With huge crowds in excess of 25,000 turning up for Sunday, which was expectedly very  busy following the postponement of the second round because of a stormy Friday. A noise-free and a spectator-free Saturday, when the spectators and fans were not allowed for the  second round because of dangerous ground  conditions, meant the crowd was even more excited to see Woods back in action.

Woods, smiling at the reception, began with a bogey, but soon settled down and had six birdies against two bogeys to extend his second round lead of two to three by the end of the third round. 

With everyone starting third round on Sunday,  players got in between 29 and 36 holes as some teed off as early as 6.30 am. Woods played 29, while 30 players including Open champion, Shane Lowry (67-65) played two full rounds.

McIlroy summed up saying, “I'm happy for the crowds, I'm happy for the people of Japan that they got to see us play a lot today. Obviously Tiger leading, Hideki chasing him down, you couldn't have written it any better for the first PGA TOUR event in Japan.”

After finishing his third round in 66, with six birdies against two bogeys, Woods opened the final round within 30 minutes and did it in style  by knocking in his iron to seven feet and moving to 17-under. He erred on fourth hitting into the gallery, only to recover and then leave himself short and the chip didn’t quite work and ended with a bogey. 
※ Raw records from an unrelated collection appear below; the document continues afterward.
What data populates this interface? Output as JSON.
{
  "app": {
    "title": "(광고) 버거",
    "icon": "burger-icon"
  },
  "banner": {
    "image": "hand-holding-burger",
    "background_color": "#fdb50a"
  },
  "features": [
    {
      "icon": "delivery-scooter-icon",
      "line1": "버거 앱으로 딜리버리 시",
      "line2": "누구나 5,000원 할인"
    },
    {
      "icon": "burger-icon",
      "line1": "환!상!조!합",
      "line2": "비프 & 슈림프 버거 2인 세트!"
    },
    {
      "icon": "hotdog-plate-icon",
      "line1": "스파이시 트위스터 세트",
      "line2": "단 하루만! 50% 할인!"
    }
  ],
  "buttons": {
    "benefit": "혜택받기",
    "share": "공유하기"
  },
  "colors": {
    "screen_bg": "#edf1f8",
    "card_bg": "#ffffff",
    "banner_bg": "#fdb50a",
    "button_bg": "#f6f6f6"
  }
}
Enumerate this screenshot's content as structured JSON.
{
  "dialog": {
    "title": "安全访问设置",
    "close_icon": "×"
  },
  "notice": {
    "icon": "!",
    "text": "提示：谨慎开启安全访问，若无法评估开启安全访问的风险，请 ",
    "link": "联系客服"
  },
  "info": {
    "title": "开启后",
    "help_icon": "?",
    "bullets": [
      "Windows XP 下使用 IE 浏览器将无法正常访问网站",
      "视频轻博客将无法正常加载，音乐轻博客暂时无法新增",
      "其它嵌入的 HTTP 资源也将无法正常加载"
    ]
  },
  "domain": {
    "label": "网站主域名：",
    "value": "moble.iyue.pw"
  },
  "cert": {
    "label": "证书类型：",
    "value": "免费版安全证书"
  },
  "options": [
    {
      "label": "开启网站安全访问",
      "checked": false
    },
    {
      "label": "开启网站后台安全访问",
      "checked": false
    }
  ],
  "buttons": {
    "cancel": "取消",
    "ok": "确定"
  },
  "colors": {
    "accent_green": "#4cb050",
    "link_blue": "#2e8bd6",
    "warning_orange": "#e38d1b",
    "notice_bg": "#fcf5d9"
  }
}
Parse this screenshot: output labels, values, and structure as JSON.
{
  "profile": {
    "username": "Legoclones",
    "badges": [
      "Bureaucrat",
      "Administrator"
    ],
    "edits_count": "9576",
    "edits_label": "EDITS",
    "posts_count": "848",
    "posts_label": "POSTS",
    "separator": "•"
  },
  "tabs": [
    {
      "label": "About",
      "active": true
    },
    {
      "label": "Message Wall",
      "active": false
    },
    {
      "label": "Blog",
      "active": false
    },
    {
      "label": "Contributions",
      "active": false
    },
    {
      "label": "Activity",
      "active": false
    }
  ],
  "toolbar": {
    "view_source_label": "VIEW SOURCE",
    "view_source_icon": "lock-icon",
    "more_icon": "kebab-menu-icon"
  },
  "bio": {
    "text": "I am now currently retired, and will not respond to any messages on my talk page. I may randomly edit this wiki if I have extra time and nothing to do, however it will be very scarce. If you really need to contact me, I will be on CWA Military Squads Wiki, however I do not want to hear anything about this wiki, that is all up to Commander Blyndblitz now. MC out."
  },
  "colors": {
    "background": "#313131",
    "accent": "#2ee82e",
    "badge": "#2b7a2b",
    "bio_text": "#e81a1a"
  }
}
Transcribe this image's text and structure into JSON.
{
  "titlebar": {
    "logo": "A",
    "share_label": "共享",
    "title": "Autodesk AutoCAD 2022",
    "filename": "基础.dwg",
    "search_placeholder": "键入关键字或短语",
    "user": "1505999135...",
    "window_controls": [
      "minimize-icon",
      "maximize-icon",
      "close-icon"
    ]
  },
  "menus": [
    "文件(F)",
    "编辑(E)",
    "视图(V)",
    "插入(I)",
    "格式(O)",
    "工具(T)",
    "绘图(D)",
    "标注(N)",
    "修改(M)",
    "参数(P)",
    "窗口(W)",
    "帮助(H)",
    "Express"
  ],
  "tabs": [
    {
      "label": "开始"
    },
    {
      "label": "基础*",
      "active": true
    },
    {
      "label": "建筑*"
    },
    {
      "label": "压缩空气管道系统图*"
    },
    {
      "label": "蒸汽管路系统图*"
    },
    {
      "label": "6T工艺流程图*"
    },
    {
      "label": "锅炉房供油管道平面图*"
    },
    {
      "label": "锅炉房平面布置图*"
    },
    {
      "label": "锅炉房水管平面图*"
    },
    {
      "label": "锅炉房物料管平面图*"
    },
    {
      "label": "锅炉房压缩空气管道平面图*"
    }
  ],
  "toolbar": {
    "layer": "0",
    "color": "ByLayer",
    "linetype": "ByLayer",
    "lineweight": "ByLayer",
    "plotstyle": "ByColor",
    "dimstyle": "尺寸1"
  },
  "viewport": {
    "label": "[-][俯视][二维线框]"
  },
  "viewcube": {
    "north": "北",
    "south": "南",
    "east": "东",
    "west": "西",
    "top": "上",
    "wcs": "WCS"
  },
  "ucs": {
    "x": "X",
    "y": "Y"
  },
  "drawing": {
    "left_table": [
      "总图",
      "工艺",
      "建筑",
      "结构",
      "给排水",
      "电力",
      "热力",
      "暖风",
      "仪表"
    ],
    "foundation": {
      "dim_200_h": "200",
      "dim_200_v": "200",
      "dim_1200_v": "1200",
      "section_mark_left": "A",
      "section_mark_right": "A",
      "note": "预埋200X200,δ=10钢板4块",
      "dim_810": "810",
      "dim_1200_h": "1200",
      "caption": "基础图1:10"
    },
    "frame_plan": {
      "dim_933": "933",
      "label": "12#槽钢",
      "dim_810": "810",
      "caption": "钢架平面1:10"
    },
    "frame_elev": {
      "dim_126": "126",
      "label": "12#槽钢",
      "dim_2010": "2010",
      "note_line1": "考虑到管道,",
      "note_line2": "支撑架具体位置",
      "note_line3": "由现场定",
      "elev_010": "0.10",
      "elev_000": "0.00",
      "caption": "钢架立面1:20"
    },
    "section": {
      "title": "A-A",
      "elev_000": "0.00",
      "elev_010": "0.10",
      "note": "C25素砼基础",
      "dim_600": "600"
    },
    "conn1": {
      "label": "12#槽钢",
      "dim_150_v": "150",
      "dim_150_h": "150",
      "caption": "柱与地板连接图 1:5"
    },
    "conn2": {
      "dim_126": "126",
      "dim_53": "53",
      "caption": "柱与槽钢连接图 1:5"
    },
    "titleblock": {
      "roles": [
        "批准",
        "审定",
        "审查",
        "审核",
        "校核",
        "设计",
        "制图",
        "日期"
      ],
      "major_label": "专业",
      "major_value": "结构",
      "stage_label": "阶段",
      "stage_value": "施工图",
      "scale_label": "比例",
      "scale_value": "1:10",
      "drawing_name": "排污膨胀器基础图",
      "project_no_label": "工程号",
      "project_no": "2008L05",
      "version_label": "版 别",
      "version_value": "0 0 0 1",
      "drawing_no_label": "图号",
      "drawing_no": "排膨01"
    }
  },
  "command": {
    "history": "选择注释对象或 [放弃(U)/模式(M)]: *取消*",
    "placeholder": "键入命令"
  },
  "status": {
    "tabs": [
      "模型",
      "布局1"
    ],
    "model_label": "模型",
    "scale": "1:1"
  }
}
He made amends getting inside six feet for birdie on fifth and then hit a difficult third shot to five feet for yet another birdie. It  was his last for the day as he parred the next five to be 18-under when darkness set in with seven holes to play.

Just as it seemed Woods would take his three-shot margin after 54 holes to four after 65, Matsuyama holed a massive birdie on 12 to keep the margin to three and moved to 15-under with six more holes to play as the exciting Sunday came  to an end, but leaving it till Monday for the winner to be crowned.